The robbery occurred at 3 a.m. in the morning, in an area that was supposedly covered by a “state of the art alarm.” Rotterdam police officer Roland Ekkers told BBC News the police are currently going by the evidence that the system was circumvented in some way.
"The alarm system in the Kunsthal is supposed to be state of the art. We've got no reason to believe that it's not but somehow the people responsible for this found a way in and a way out."
It’s no surprise a museum that nice would have all the best equipment, and I’m sort of envisioning a Thomas Crown Affair sort of stunt used to nab some of the most important pieces in the collection.
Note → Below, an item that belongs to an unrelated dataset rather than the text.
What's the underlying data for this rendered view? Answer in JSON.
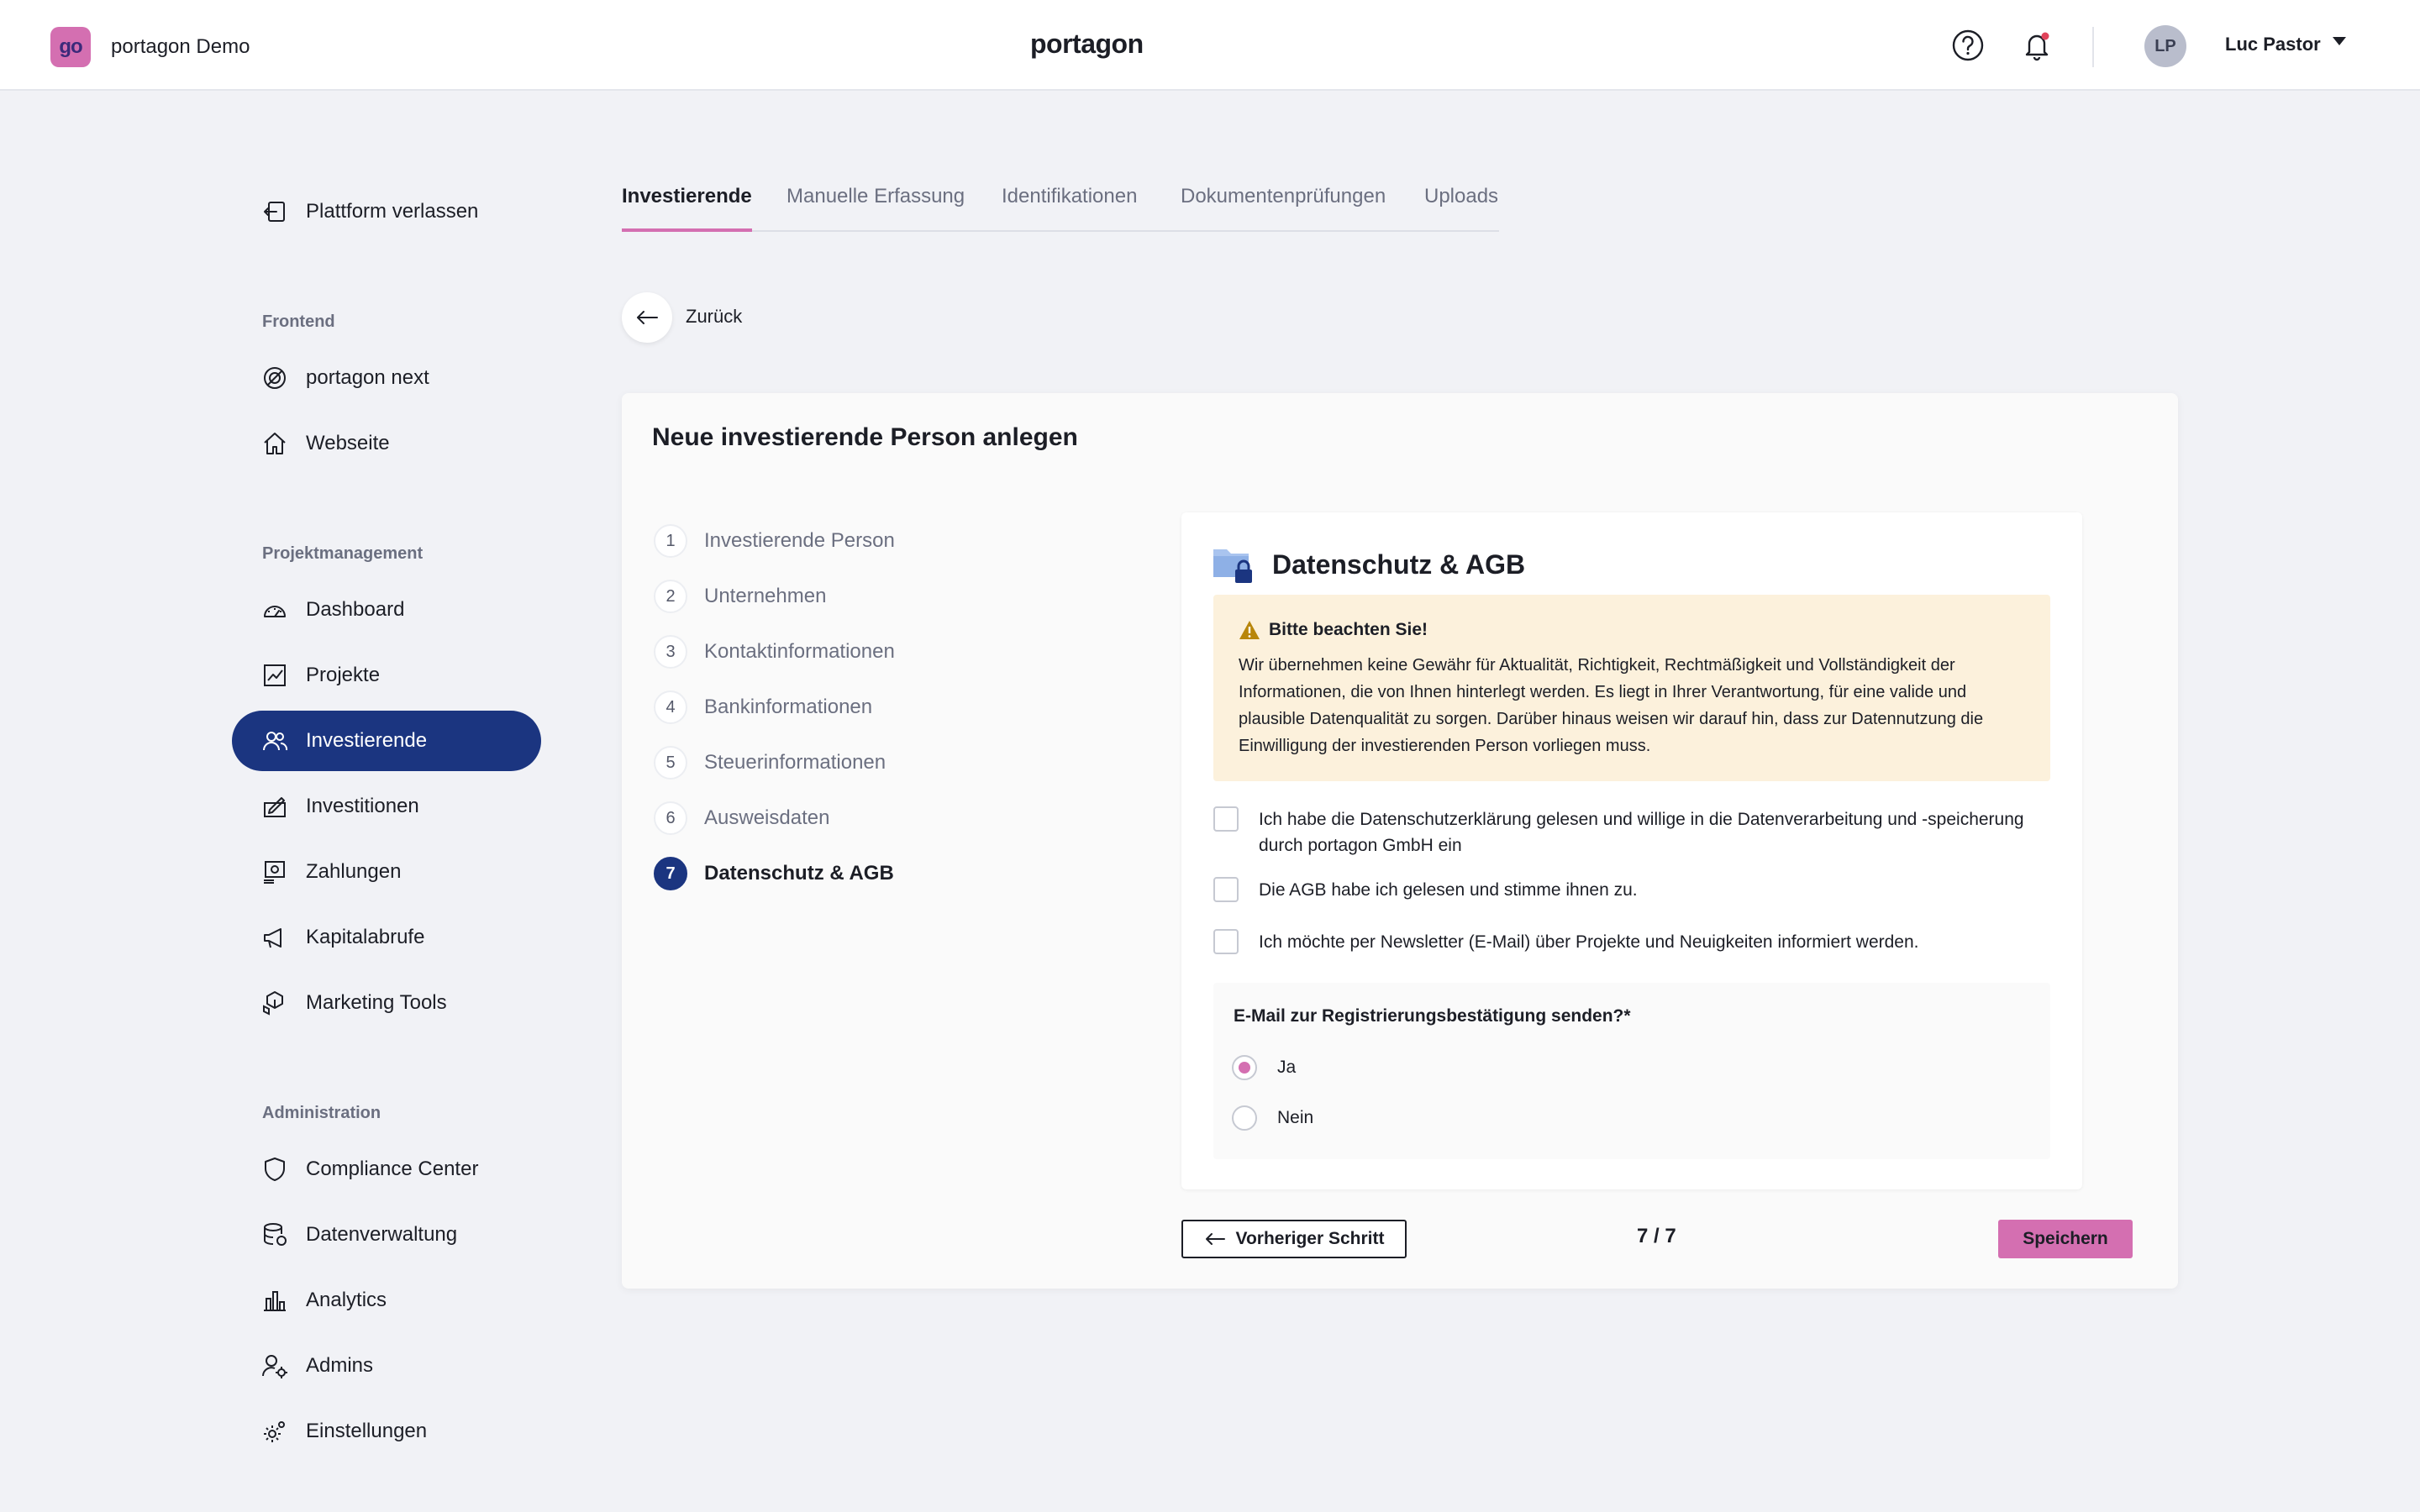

The Kunsthal Museum is an art space with no permanent collection, and at the time of the painting abduction, the Triton Foundation was featuring the collection in the space. Seven paintings are missing, including 2 by Monet, the aforementioned Picasso and Matisse paintings, one by Freud, and one by Gaugin. Despite the in-an-out nature of the artwork in the house, the police say the thieves were very well-prepared for the job (which is kind of a ‘duh’ observation, considering the thieves have gotten away with the act thus far).
Pop Blend will keep you posted as the police continue to work to apprehend the dastardly thieves.